Marco Codebò. Appuntamento

01-03-2010

Un noir mediterraneo, di Domenico Gallo

Marco Codebò, professore di italiano che ha attraversato coast to coast le università degli Stati Uniti, ha pubblicato il suo secondo romanzo. Il primo, Via dei Serragli, prendeva il titolo dalla strada fiorentina in cui, per un breve periodo, si era trovata la sede di Potere operaio. Una storia strana, ha commentato qualcuno, divisa tra lunghe sequenze di una militanza oggi dimenticata e la descrizione di una vita statunitense contemporanea e lontana. Era quello un libro di distanze temporali e geografiche, di stili di vita inconciliabili; insomma una storia di “opposti estremismi”, con poche nostalgie. Estremismi, si intende, percettivi e non di piazza, e il protagonista sorvola i propri ricordi che si mescolano alla visione del suo mondo contemporaneo. Tutti noi viviamo un continuo sogno a occhi aperti, un rimescolarsi di impulsi elettrici che provengono dalla nostra mente e che, in qualche modo, si contendono la nostra attenzione. Appuntamento, invece, inizia come una storia di indagine ambientata tra Genova e Finale Ligure, e potrebbe essere un noir mediterraneo se, sotterraneamente, non si manifestassero altre forze, qualcosa che, nella prima parte, forse allude a Dürrenmatt e a quel suo modo di distendere la trama insofferente alle regole troppo semplici della letteratura di genere.
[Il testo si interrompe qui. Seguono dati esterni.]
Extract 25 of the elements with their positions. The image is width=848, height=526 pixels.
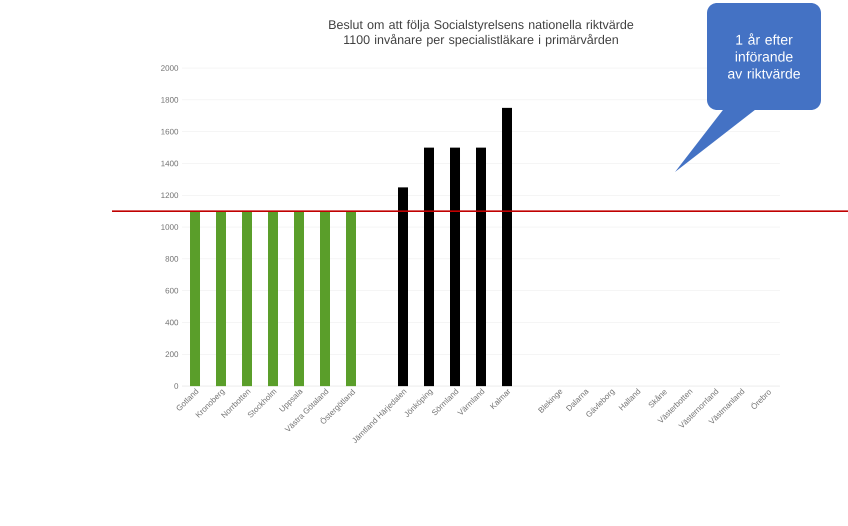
y-tick-label: 1800: [161, 97, 178, 103]
bar: [424, 148, 434, 386]
y-tick-label: 1200: [161, 192, 178, 198]
bar: [502, 108, 512, 386]
bar: [476, 148, 486, 386]
y-tick-label: 1600: [161, 128, 178, 134]
bar: [294, 211, 304, 386]
y-tick-label: 600: [166, 288, 178, 294]
annotation: 1 år efter införande av riktvärde: [728, 33, 800, 79]
y-tick-label: 400: [165, 320, 178, 326]
y-tick-label: 1000: [161, 224, 178, 230]
bar: [346, 211, 356, 386]
bar: [190, 211, 200, 386]
bar: [398, 187, 408, 386]
y-tick-label: 0: [174, 383, 178, 389]
y-tick-label: 800: [165, 256, 178, 262]
y-tick-label: 1400: [161, 160, 178, 166]
bar: [450, 148, 460, 386]
chart-title: Beslut om att följa Socialstyrelsens nationella riktvärde 1100 invånare per specialistläkare i primärvården: [329, 20, 634, 47]
bar: [268, 211, 278, 386]
bar: [216, 211, 226, 386]
bar: [242, 211, 252, 386]
y-tick-label: 200: [166, 351, 178, 358]
bar: [320, 211, 330, 386]
y-tick-label: 2000: [161, 65, 178, 71]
In ogni caso il passato rimane un formidabile motore delle nostre emozioni, e nel libro riemerge un fatto di cronaca reale, la strage di via Fracchia, destinato a riproporre domande e rimanere un elemento convulso dell’immaginazione e dell’immaginario. Si trattò dell’uccisione di quattro militanti delle Brigate Rosse su cui, ancora oggi, esistono versioni contrastanti. Nel romanzo seguiamo, in Liguria e negli Stati Uniti, le conseguenze che questo episodio provocò sui protagonisti, ma c’è da chiedersi se il problema sia in realtà quello di convivere con troppe verità. Strizzando l’occhio a Thomas Pynchon e a L’incanto del lotto 49, Codebò coglie la nostra essenza di individui costretti a vivere in un mondo variabile e pacchiano, oppure, come mi ha insegnato a esprimermi mio figlio, perdutamente “maffo”.